Additionally, the ABC company introduced a common support structure, controlled and coordinated by the company's finance and HR departments.


  • Enables centralized monitoring and control of pay rules, accrual policies, and other business logic.
  • Helps HR administrators and supervisors be more productive because of the way in which attendance policies are automated. Previously, this group depended on payroll data to drive their records, but this information was neither indicative of actual hours worked nor integrated with other important information such as holidays and employee schedules.
  • In addition to addressing the administrative needs identified above, the project positions HR to further leverage its shared, centralized administrative support resources. With everyone on a common application, more work can be done centrally. The common application will also help with HR’s effort to standardize and improve local workforce management processes. The elimination of manual work is expected to reduce the incidence of pay errors and overpayments once users are fully trained and comfortable with the application. And finally, progress made to-date will serve as the first step in deploying additional functionality and employee and manager self-service.

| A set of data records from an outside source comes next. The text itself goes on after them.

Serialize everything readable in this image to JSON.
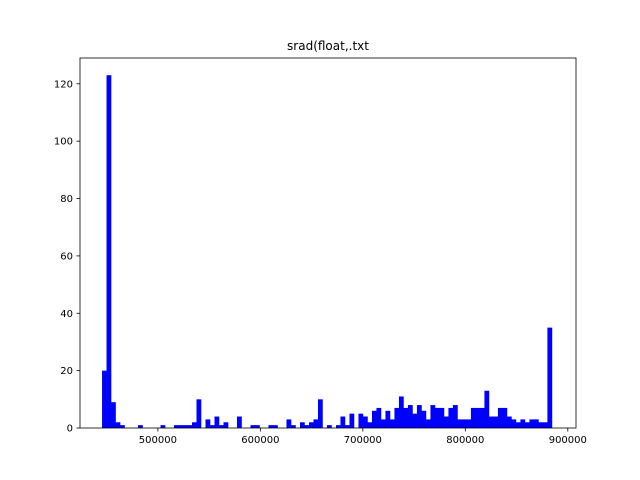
{
  "chart_data": {
    "type": "bar",
    "title": "srad(float,.txt",
    "xlabel": "",
    "ylabel": "",
    "xlim": [
      424000,
      908000
    ],
    "ylim": [
      0,
      129
    ],
    "x_ticks": [
      500000,
      600000,
      700000,
      800000,
      900000
    ],
    "x_tick_labels": [
      "500000",
      "600000",
      "700000",
      "800000",
      "900000"
    ],
    "y_ticks": [
      0,
      20,
      40,
      60,
      80,
      100,
      120
    ],
    "y_tick_labels": [
      "0",
      "20",
      "40",
      "60",
      "80",
      "100",
      "120"
    ],
    "bar_color": "#0000ff",
    "bin_start": 445500,
    "bin_width": 4390,
    "counts": [
      20,
      123,
      9,
      2,
      1,
      0,
      0,
      0,
      1,
      0,
      0,
      0,
      0,
      1,
      0,
      0,
      1,
      1,
      1,
      1,
      2,
      10,
      0,
      3,
      1,
      4,
      1,
      2,
      0,
      0,
      4,
      0,
      0,
      1,
      1,
      0,
      0,
      1,
      1,
      0,
      0,
      3,
      1,
      0,
      2,
      1,
      2,
      3,
      10,
      0,
      1,
      0,
      1,
      4,
      1,
      5,
      0,
      5,
      4,
      2,
      6,
      7,
      3,
      6,
      3,
      7,
      11,
      7,
      8,
      5,
      8,
      6,
      3,
      8,
      7,
      7,
      4,
      7,
      8,
      3,
      3,
      3,
      7,
      7,
      7,
      13,
      4,
      4,
      7,
      7,
      4,
      3,
      2,
      3,
      2,
      3,
      3,
      2,
      2,
      35
    ]
  }
}
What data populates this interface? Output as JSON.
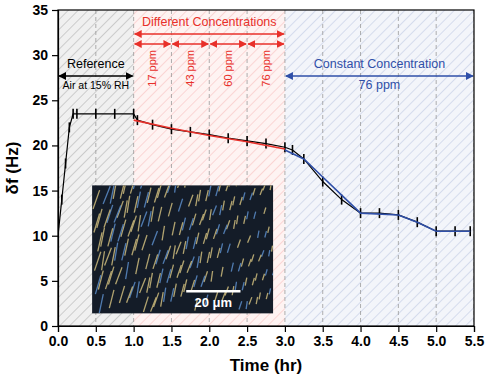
{
  "chart_data": {
    "type": "line",
    "x_label": "Time (hr)",
    "y_label": "δf (Hz)",
    "xlim": [
      0,
      5.5
    ],
    "ylim": [
      0,
      35
    ],
    "xticks": [
      {
        "value": 0,
        "label": "0.0"
      },
      0.5,
      {
        "value": 1,
        "label": "1.0"
      },
      1.5,
      {
        "value": 2,
        "label": "2.0"
      },
      2.5,
      {
        "value": 3,
        "label": "3.0"
      },
      3.5,
      {
        "value": 4,
        "label": "4.0"
      },
      4.5,
      {
        "value": 5,
        "label": "5.0"
      },
      5.5
    ],
    "yticks": [
      0,
      5,
      10,
      15,
      20,
      25,
      30,
      35
    ],
    "grid": "x",
    "series": [
      {
        "color": "#000000",
        "marker": "tick",
        "line_style": "solid",
        "x": [
          0,
          0.05,
          0.1,
          0.15,
          0.2,
          0.25,
          0.5,
          0.75,
          1.0,
          1.05,
          1.25,
          1.5,
          1.75,
          2.0,
          2.25,
          2.5,
          2.75,
          3.0,
          3.1,
          3.25,
          3.5,
          3.75,
          4.0,
          4.25,
          4.5,
          4.75,
          5.0,
          5.25,
          5.45
        ],
        "values": [
          10,
          14,
          18,
          22,
          23.5,
          23.5,
          23.5,
          23.5,
          23.5,
          22.8,
          22.3,
          21.8,
          21.5,
          21.2,
          20.8,
          20.5,
          20.2,
          19.8,
          19.5,
          18.5,
          16,
          14,
          12.5,
          12.5,
          12.3,
          11.5,
          10.5,
          10.5,
          10.5
        ]
      },
      {
        "color": "#e8302a",
        "marker": "none",
        "line_style": "solid",
        "x": [
          1.0,
          1.5,
          2.0,
          2.5,
          3.0
        ],
        "values": [
          22.8,
          21.9,
          21.1,
          20.4,
          19.6
        ]
      },
      {
        "color": "#2f4fa8",
        "marker": "none",
        "line_style": "solid",
        "x": [
          3.0,
          3.25,
          3.5,
          3.75,
          4.0,
          4.5,
          4.75,
          5.0,
          5.45
        ],
        "values": [
          19.5,
          18.5,
          16.5,
          14.5,
          12.5,
          12.3,
          11.5,
          10.5,
          10.5
        ]
      }
    ],
    "regions": [
      {
        "start": 0,
        "end": 1,
        "color": "#000000",
        "labels": [
          "Reference",
          "Air at 15% RH"
        ]
      },
      {
        "start": 1,
        "end": 3,
        "color": "#e8302a",
        "labels": [
          "Different Concentrations"
        ],
        "intervals": [
          {
            "start": 1,
            "end": 1.5,
            "label": "17 ppm"
          },
          {
            "start": 1.5,
            "end": 2,
            "label": "43 ppm"
          },
          {
            "start": 2,
            "end": 2.5,
            "label": "60 ppm"
          },
          {
            "start": 2.5,
            "end": 3,
            "label": "76 ppm"
          }
        ]
      },
      {
        "start": 3,
        "end": 5.5,
        "color": "#2f4fa8",
        "labels": [
          "Constant Concentration",
          "76 ppm"
        ]
      }
    ],
    "inset": {
      "scale_bar": "20 μm"
    }
  }
}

Since the time this project began, the ABC Company has been able to reduce full-time equivalents that focused on the time and attendance management function by 60%. Additionally, further reductions are anticipated in the future.


Key Take Aways

  • Workforce management covers a broad range of activities and impacts a number of functional areas ranging from senior management to employees on the facilities floor. Thus, this work impacts a wide range of employees every day. In many organizations, the hourly workforce is the group most affected by workforce management (and specifically payroll) issues due to things like schedule rotations and the likelihood that these employees are geographically dispersed. By focusing on the core functionality of the attendance/workforce management application that was selected, the Company’s objective was proven to be achievable.
  • In certain businesses (including the ABC Company), standardizing operations and processes at multiple locations can be very difficult. From an HR standpoint, the company needed to be aligned to the operations of the business and supported from the CEO on down.
  • A change management effort to ensure strong organizational alignment proved to be essential given the organization’s national footprint and business complexity.
  • A shared vision was necessary to guide the actions of everyone involved.
  • A change management process including training and communication was crucial to the success of this project. It would have been a mistake to cut corners in this effort to reduce project timeframes.
  • A well-defined and communicated project plan with clearly defined roles and responsibilities enabled the ABC Company to adhere to their timelines and milestones.
  • Ensuring proper system functionality necessitated detailed and diligent requirements-gathering and validation, with interactive, iterative functional testing.
  • Today’s time and attendance applications are capable of meeting most of an organizations standard needs, but out-of-the-box functionality often must be customized for a companies’ unique requirements. The ABC Company recognized that unnecessary customization would quickly eat away at the benefits of a common system, and the ROI of the project.
  • In the ABC Company’s case, deployment of the time and attendance system might have been more challenging had the field operations team not been aligned properly with the CEO’s vision. Having the field operations team involved from the early stages of the project ensured that they would work towards a common set of objectives with their counterparts in finance despite the challenges of a very complex environment.

Organizational alignment and understanding the importance of how each part of the project connects with broader HR initiatives (especially as they related to hourly employees) was critical to the success of this project.